Last-Minute Cram Sheet

  • Cost Management Plan: A document outlining how costs will be managed.
  • Estimate At Completion (EAC): The total cost of completing the project.
  • Budget At Completion (BAC): The total budget allocated for the project.
  • Earned Value (EV): % complete × BAC.
  • Cost Performance Index (CPI): BAC ÷ AC.
  • Contingency Reserve: A portion of the budget set aside for unexpected expenses.
  • Management Reserve: A portion of the budget set aside for unforeseen expenses.

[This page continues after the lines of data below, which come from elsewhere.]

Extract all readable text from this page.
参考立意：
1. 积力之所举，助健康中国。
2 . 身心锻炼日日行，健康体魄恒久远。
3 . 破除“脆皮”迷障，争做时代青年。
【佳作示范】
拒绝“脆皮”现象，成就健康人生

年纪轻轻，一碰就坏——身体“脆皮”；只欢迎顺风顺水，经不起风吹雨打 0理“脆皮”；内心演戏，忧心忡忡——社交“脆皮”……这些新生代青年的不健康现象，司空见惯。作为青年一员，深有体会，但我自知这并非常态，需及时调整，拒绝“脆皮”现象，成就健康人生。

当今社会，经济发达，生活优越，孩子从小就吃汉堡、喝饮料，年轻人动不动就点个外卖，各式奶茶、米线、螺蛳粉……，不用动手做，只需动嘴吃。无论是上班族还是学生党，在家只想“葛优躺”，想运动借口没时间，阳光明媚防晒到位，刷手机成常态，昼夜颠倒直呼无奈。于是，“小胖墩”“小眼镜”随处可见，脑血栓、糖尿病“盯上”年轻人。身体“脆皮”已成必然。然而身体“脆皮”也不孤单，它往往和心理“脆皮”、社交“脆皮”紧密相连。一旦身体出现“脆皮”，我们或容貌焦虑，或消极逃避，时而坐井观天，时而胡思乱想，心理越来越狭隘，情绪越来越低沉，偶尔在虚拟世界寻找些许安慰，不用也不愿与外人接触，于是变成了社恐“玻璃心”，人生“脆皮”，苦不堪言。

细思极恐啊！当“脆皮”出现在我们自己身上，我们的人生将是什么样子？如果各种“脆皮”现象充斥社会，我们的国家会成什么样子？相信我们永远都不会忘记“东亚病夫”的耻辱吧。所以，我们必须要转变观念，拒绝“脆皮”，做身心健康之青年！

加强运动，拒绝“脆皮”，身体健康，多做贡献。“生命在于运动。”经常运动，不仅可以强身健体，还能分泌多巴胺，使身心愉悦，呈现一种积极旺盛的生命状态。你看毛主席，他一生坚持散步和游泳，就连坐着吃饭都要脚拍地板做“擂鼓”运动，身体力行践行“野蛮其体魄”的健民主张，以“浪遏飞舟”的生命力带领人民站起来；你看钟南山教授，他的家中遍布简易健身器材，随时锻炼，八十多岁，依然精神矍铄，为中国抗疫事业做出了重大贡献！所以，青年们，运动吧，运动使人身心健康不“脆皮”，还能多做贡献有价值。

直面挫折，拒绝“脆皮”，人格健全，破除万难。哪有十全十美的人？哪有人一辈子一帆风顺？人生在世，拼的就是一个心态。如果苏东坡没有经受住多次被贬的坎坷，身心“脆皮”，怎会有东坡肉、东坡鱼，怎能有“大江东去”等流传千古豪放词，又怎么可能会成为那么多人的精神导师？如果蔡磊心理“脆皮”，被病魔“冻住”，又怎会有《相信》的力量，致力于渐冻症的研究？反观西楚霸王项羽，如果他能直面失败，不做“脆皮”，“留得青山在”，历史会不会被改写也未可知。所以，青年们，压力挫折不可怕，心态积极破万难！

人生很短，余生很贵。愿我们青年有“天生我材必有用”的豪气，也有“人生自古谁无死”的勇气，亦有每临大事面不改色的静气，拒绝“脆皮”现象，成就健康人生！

  • Cost of Quality (COQ): The cost of ensuring quality.
  • To-Complete Performance Index (TCPI): (BAC - EV) ÷ (BAC - AC).
  • Decomposition breaks down work, not activities – it creates the WBS, not the activity list.
  • Scope creep can significantly impact cost estimates and budget.
  • EVM is a critical tool for tracking project performance and identifying potential issues.